Waukesha Diversion Approved; Focus Shifts to Potential Legal Challenges
This week the City of Waukesha celebrates the success of an impressive technical effort 13 years in the making. After inserting some final conditions, the Great Lakes Compact Council unanimously approved Waukesha’s application to divert water from Lake Michigan for its public supply. The application has generated significant regional and national interest because of its status as a “test case” for the Great Lakes Compact. The Compact generally bans diversions of Great Lakes water outside the Great Lakes basin, but offers limited exceptions for communities that straddle the basin line, or that lie within counties that straddle the basin line, provided a community’s application meets certain stringent technical conditions. Waukesha is the first community wholly outside the Great Lakes basin to apply for a diversion (though not the first community to receive a diversion; New Berlin, which straddles the basin line, successfully achieved that distinction in 2009).

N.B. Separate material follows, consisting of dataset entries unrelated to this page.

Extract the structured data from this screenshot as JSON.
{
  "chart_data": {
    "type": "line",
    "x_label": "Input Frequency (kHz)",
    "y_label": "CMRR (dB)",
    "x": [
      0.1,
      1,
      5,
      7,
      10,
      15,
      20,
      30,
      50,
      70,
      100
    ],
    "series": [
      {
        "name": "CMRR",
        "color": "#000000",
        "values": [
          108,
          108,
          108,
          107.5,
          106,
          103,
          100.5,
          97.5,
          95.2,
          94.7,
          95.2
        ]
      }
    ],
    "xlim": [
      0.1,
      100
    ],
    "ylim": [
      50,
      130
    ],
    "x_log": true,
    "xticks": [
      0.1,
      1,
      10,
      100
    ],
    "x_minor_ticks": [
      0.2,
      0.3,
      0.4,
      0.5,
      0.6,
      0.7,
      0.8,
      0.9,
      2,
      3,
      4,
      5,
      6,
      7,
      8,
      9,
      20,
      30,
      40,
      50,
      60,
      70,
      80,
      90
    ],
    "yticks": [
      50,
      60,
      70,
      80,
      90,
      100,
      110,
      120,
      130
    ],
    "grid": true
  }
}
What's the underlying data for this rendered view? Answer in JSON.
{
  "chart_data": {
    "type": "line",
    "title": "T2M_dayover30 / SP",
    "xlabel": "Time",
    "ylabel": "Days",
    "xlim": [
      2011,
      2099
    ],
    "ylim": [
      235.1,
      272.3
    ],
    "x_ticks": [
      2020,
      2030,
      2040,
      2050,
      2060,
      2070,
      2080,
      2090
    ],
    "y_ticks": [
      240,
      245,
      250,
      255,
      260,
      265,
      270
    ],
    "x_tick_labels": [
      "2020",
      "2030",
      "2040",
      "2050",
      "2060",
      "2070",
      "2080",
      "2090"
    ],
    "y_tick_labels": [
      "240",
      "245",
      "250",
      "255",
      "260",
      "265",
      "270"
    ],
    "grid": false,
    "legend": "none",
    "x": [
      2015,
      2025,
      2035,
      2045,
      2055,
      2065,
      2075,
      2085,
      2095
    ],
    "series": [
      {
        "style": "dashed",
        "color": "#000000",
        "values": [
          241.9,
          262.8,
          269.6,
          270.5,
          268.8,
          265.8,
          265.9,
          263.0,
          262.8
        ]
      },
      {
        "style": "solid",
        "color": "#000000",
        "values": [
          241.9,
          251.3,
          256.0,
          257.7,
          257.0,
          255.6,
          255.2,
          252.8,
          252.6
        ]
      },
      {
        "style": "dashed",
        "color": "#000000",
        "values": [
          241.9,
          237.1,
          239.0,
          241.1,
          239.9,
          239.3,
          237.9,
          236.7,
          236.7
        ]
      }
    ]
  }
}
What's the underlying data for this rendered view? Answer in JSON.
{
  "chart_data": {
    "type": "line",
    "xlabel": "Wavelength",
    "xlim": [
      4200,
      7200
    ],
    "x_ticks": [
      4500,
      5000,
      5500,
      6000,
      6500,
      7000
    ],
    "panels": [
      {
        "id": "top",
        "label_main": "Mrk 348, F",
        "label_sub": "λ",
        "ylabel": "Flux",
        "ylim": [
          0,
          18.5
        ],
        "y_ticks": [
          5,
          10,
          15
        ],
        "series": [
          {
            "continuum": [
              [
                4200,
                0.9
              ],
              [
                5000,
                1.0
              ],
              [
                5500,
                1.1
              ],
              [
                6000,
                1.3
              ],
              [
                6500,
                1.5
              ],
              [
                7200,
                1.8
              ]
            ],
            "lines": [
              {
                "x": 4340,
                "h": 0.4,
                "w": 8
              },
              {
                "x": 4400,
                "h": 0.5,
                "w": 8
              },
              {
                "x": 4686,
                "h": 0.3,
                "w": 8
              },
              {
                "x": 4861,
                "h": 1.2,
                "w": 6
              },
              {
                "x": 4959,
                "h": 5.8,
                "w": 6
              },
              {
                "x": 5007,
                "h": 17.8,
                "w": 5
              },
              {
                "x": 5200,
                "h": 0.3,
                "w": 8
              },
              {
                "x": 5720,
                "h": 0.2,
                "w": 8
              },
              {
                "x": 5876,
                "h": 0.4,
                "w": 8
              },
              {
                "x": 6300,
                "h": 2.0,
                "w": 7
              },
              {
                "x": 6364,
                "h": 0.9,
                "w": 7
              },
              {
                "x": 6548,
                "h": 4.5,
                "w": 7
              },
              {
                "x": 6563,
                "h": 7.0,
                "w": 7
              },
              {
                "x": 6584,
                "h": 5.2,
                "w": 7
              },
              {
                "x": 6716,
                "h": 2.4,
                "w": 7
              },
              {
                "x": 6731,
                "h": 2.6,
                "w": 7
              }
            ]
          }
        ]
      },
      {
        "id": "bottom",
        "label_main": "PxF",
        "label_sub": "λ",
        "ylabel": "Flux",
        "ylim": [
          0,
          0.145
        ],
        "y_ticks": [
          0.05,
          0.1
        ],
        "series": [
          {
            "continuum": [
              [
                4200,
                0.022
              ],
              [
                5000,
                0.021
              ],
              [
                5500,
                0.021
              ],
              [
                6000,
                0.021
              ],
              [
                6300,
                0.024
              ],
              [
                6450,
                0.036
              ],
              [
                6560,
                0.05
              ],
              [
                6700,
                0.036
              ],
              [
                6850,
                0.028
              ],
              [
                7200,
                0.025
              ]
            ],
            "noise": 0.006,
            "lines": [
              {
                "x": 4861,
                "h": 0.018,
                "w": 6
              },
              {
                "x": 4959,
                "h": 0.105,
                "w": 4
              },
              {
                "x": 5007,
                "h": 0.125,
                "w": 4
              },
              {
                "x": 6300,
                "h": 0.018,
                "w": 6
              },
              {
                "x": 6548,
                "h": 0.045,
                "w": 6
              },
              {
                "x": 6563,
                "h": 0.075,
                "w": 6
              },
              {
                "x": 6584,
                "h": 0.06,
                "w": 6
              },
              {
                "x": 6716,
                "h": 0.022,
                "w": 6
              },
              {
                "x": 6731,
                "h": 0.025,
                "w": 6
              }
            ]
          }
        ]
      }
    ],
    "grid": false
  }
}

As I have written previously in this space, the Waukesha case has been a striking demonstration that the process set up under the Compact works, no matter what one’s position on the outcome.
Yet from a legal perspective, that process may not be complete. The technical review and approval challenge remains subject to legal challenges. One vehicle for such a challenge is the Compact itself. It contains a “dispute resolution and enforcement” provision that offers redress to “any person aggrieved” by an action of the Compact Council or of a party to the Compact. The provision offers a glimpse of a legal process that may be just as complex as the technical approval process just completed.